December 1, 2009: Immediate Changes to Federal Practice

Download associated file: 1 Dec 2009 Amendments to Federal Rules of Civil Procedure.pdf 

Federal practice changes substantially on December 1, 2009. Principal changes to the Federal Rules of Civil Procedure effective 12/1/09:

1. A complaint can be amended as of right for only 21 days after a motion to dismiss is filed. Previously, the right to amend extended indefinitely until an answer was filed. The 21-day clock starts when a motion to dismiss (or to strike or for a more definite statement) is filed. Rule 15(a)(1)(B).

Note: The rule is not limited to new motions (i.e., those filed after 12/1/09). If a motion was filed more than 21 days before December 1, 2009, the right to amend as of right may be forfeited on December 1, 2009, by immediate operation of the new rule.

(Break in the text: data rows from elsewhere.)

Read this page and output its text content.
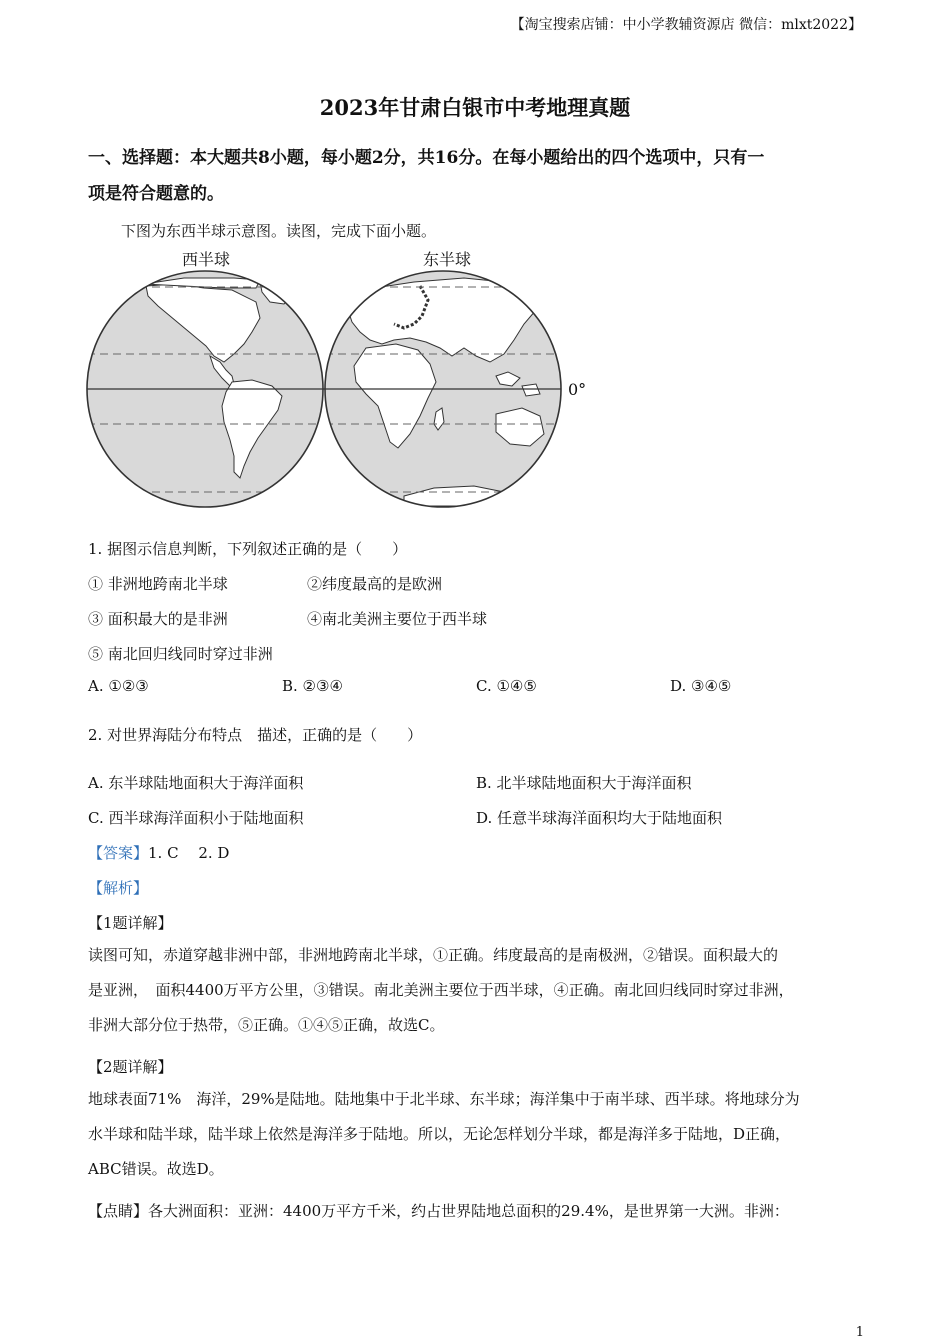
【淘宝搜索店铺：中小学教辅资源店 微信：mlxt2022】
2023年甘肃白银市中考地理真题
一、选择题：本大题共8小题，每小题2分，共16分。在每小题给出的四个选项中，只有一
项是符合题意的。
下图为东西半球示意图。读图，完成下面小题。
西半球	东半球
0°
1. 据图示信息判断，下列叙述正确的是（　　）
① 非洲地跨南北半球	②纬度最高的是欧洲
③ 面积最大的是非洲	④南北美洲主要位于西半球
⑤ 南北回归线同时穿过非洲
A. ①②③	B. ②③④	C. ①④⑤	D. ③④⑤
2. 对世界海陆分布特点　描述，正确的是（　　）
A. 东半球陆地面积大于海洋面积	B. 北半球陆地面积大于海洋面积
C. 西半球海洋面积小于陆地面积	D. 任意半球海洋面积均大于陆地面积
【答案】1. C　 2. D
【解析】
【1题详解】
读图可知，赤道穿越非洲中部，非洲地跨南北半球，①正确。纬度最高的是南极洲，②错误。面积最大的
是亚洲，　面积4400万平方公里，③错误。南北美洲主要位于西半球，④正确。南北回归线同时穿过非洲，
非洲大部分位于热带，⑤正确。①④⑤正确，故选C。
【2题详解】
地球表面71%　海洋，29%是陆地。陆地集中于北半球、东半球；海洋集中于南半球、西半球。将地球分为
水半球和陆半球，陆半球上依然是海洋多于陆地。所以，无论怎样划分半球，都是海洋多于陆地，D正确，
ABC错误。故选D。
【点睛】各大洲面积：亚洲：4400万平方千米，约占世界陆地总面积的29.4%，是世界第一大洲。非洲：
1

2. An answer no longer closes the pleadings — the plaintiff has 21 days to amend as of right after the answer is filed. (The same is true for counterclaims, cross-claims, third-party claims — any claim-asserting pleading.) Rule 15(a)(1)(B).

3. The method for counting time under the Federal Rules, local rules and court orders has changed. (Rule 6).

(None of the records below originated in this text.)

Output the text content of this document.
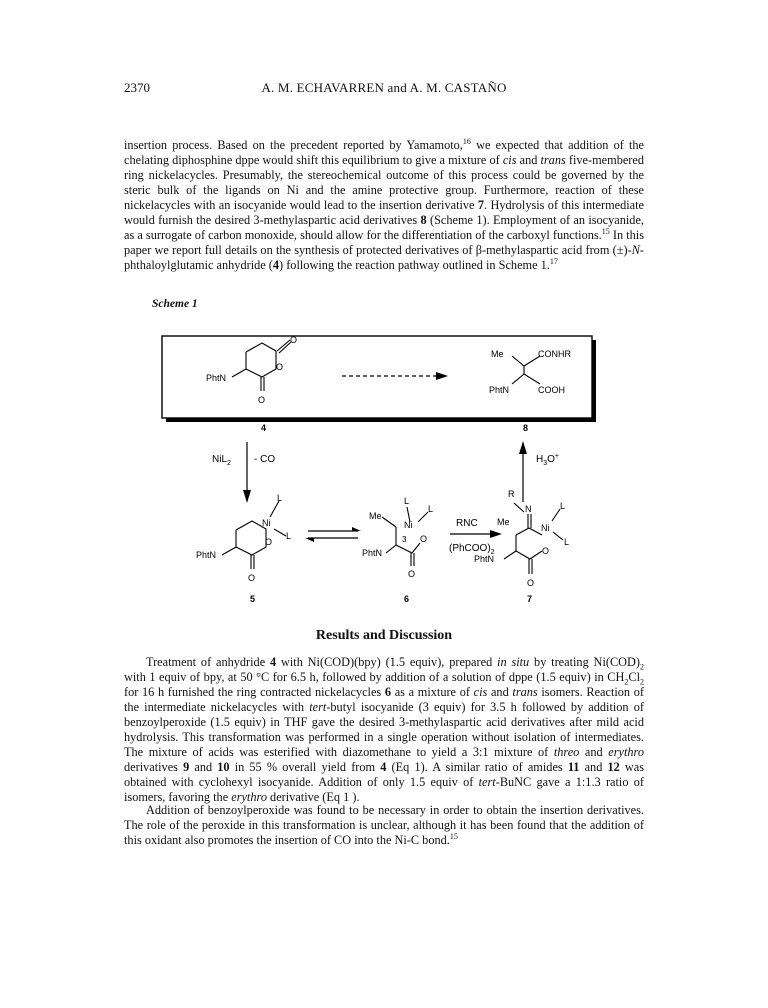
2370	A. M. ECHAVARREN and A. M. CASTAÑO

insertion process. Based on the precedent reported by Yamamoto,$^{16}$ we expected that addition of the chelating diphosphine dppe would shift this equilibrium to give a mixture of cis and trans five-membered ring nickelacycles. Presumably, the stereochemical outcome of this process could be governed by the steric bulk of the ligands on Ni and the amine protective group. Furthermore, reaction of these nickelacycles with an isocyanide would lead to the insertion derivative 7. Hydrolysis of this intermediate would furnish the desired 3-methylaspartic acid derivatives 8 (Scheme 1). Employment of an isocyanide, as a surrogate of carbon monoxide, should allow for the differentiation of the carboxyl functions.$^{15}$ In this paper we report full details on the synthesis of protected derivatives of β-methylaspartic acid from (±)-N-phthaloylglutamic anhydride (4) following the reaction pathway outlined in Scheme 1.17

Scheme 1
O
O
PhtN
O
4
Me	CONHR
PhtN	COOH
8
NiL$_2$ - CO	$H_3O^+$
L
Ni
L
O
PhtN
O
5
L
L
Me
Ni
3 O
PhtN
O
6
RNC
$(PhCOO)_2$
R
N	L
Me
Ni
L
O
PhtN
O
7
Results and Discussion

Treatment of anhydride 4 with Ni(COD)(bpy) (1.5 equiv), prepared in situ by treating $Ni(COD)_2$ with 1 equiv of bpy, at 50 °C for 6.5 h, followed by addition of a solution of dppe (1.5 equiv) in $CH_2Cl_2$ for 16 h furnished the ring contracted nickelacycles 6 as a mixture of cis and trans isomers. Reaction of the intermediate nickelacycles with tert-butyl isocyanide (3 equiv) for 3.5 h followed by addition of benzoylperoxide (1.5 equiv) in THF gave the desired 3-methylaspartic acid derivatives after mild acid hydrolysis. This transformation was performed in a single operation without isolation of intermediates. The mixture of acids was esterified with diazomethane to yield a 3:1 mixture of threo and erythro derivatives 9 and 10 in 55 % overall yield from 4 (Eq 1). A similar ratio of amides 11 and 12 was obtained with cyclohexyl isocyanide. Addition of only 1.5 equiv of tert-BuNC gave a 1:1.3 ratio of isomers, favoring the erythro derivative (Eq 1 ).

Addition of benzoylperoxide was found to be necessary in order to obtain the insertion derivatives. The role of the peroxide in this transformation is unclear, although it has been found that the addition of this oxidant also promotes the insertion of CO into the Ni-C bond.$^{15}$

• Intervening weekends and holidays are now counted. Rule 6(a)(1)(B).

• New rules for counting hours have been added (e.g., under a court order), and these rules are not intuitive. Rule 6(a)(2).

• 3 extra days for service by mail continues, and computation rules may afford more than 3 extra days. First, you compute the time period set forth in the Rules, including, if the last day is a weekend or holiday, the extension to the next business day. Then you add 3 days. Rule 6(d).

• Local rules: 10 days under a local rule now means 10 calendar days, not 14 or 15 calendar days, as it did on November 30, 2009. Many local rules have been changed to expand time periods (e.g., SDNY/EDNY).

• Time limits have been changed throughout the Civil, Appellate, Criminal and Bankruptcy Rules.

4. A motion for summary judgment may be filed immediately. The former 20-day waiting period is gone. Absent a court order, whenever a summary judgment motion is filed, the responsive brief is due 21 days later. Rule 56(c)(1)(A).

5. District Judges may issue provisional rulings after the notice of appeal is filed. If so, the ruling must be brought to the attention of the Court of Appeals. New Rule 62.1.

6. The CAFA typo regarding timing of noticing an appeal from a remand order is fixed. The theoretically perpetual statutory right of appeal (“not less than 7 days after entry of the [remand] order” — with no outside date), is now 10 calendar days. 28 U.S.C. § 1453.

A copy of the amendments is attached (above).